И это - волны в океане, телевизорные волны цифрового пространства, а иногда еще это тянут по телефонным сетям, и все это льется прямо на меня, водопадом лжи и боли, и ладно бы еще равномерно заливало темечко, так нет, ушатом ледянющей, несовершенной жидкости. И это проникает в самый череп и там набухает, и внезапно бац, и ты в свои сорок внезапно болен и ждешь метафоричных молодок в черном нижнем белье - санитаров твоего градусного помешательства. Я здесь всего полдня, боги, полдня, и уже с головой в их проблемах, в их «удобно-неудобно разговаривать», в их «откуда у вас этот номер», в их «ты че, собака»; это оставляет во мне след, рану, пустоту среди пустоты иного порядка. Это - внутри меня. Набухает - хорошее слово, корректное. Постепенно, по чуть-чуть. Внутри набухает гнойником и прорывается неожиданно воспоминанием: запоздалое движение по голове Сашка, чтобы взъерошить черные волосы, а их нет, год уже как коротко брит. И вместо улыбки уже три года как камень. И это внезапно прорвано, моя достоевщина, мой неожиданный и закономерный надрыв.
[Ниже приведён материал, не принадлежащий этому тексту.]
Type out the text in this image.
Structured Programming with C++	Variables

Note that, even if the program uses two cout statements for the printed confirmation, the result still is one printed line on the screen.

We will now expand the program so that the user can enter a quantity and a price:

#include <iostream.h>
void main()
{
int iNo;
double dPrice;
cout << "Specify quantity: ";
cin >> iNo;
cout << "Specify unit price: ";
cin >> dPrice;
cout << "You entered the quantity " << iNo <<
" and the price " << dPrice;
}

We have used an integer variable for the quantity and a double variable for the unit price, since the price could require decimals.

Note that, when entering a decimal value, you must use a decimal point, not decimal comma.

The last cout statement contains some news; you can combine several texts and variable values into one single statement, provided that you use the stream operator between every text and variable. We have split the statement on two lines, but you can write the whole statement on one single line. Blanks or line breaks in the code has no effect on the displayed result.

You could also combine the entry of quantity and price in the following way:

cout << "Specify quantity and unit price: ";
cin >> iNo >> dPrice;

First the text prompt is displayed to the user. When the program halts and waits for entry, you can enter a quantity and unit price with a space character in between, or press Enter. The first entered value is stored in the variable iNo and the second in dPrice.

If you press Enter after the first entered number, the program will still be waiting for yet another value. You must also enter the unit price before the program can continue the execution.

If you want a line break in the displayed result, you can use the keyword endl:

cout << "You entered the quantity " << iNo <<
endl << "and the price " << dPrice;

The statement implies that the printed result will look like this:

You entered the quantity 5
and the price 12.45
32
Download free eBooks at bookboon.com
Запоздалая идея любви. Не та работа, не тот ребенок; не та, кажется, жизнь.
Но глядя в монитор и не видя монитора (какое интересное слово), я вижу то, ради чего и за мою душу велась игра свыше. Бывали моменты, когда казалось, будто бы остановленное мгновение - сейчас, теперь; день, когда я притащил дребезжащий велосипед, и ему было плевать, откуда он, и он такой маленький, и ножки немного болтаются, да еще и с первых секунд разбитая коленка, и папа, догоняй, и первая кровь на моей руке, вытирающая или размазывающая алоэ по ноге и как он плакал горько, обнимая за шею. Мы были в те редкие моменты семьей, когда он смотрел на меня ее глазами, а я пытался не вспоминать про дверь. Но она хлопала громче коленки об асфальт. И все отступало - вся эта никчемная, бесполезная жизнь. И это было почти совершенно! Но так недолговечно, ведь потом был вечер, приходила какая-нибудь Света или Аня, они трепали его по щекам, а я прогонял его привычным - Сань, почитай-ка, порисуй. Пап, а пап. Какая ты...а, что? Папа, поговори со мной. Ну чего тебе. Ты меня не любишь. Ну конечно люблю. Где наша мама. Со скрипом сердца - вот, Саша, познакомься, вот наша мама. А он словно чувствовал - не мама, кричал и сразу начинал плакать, это не мама. Нет, мама. Не мама, не мама, не мама! И круг замыкается. И пауза длиною в вечность, черная полоса забытья в десятилетие. И я, внезапно захотевший провести, как раньше, по шелковым черным волосам - царапание и скрежет жесткой щетины по руке, но сильнее - царапание яростных глаз. Ненавидим ли я? А если да, то кем больше - Сашком, собой ли, божественным ли моим проклятием, мгновением, что остановилось, да не то мгновение, не то, не та хлопнувшая дверь?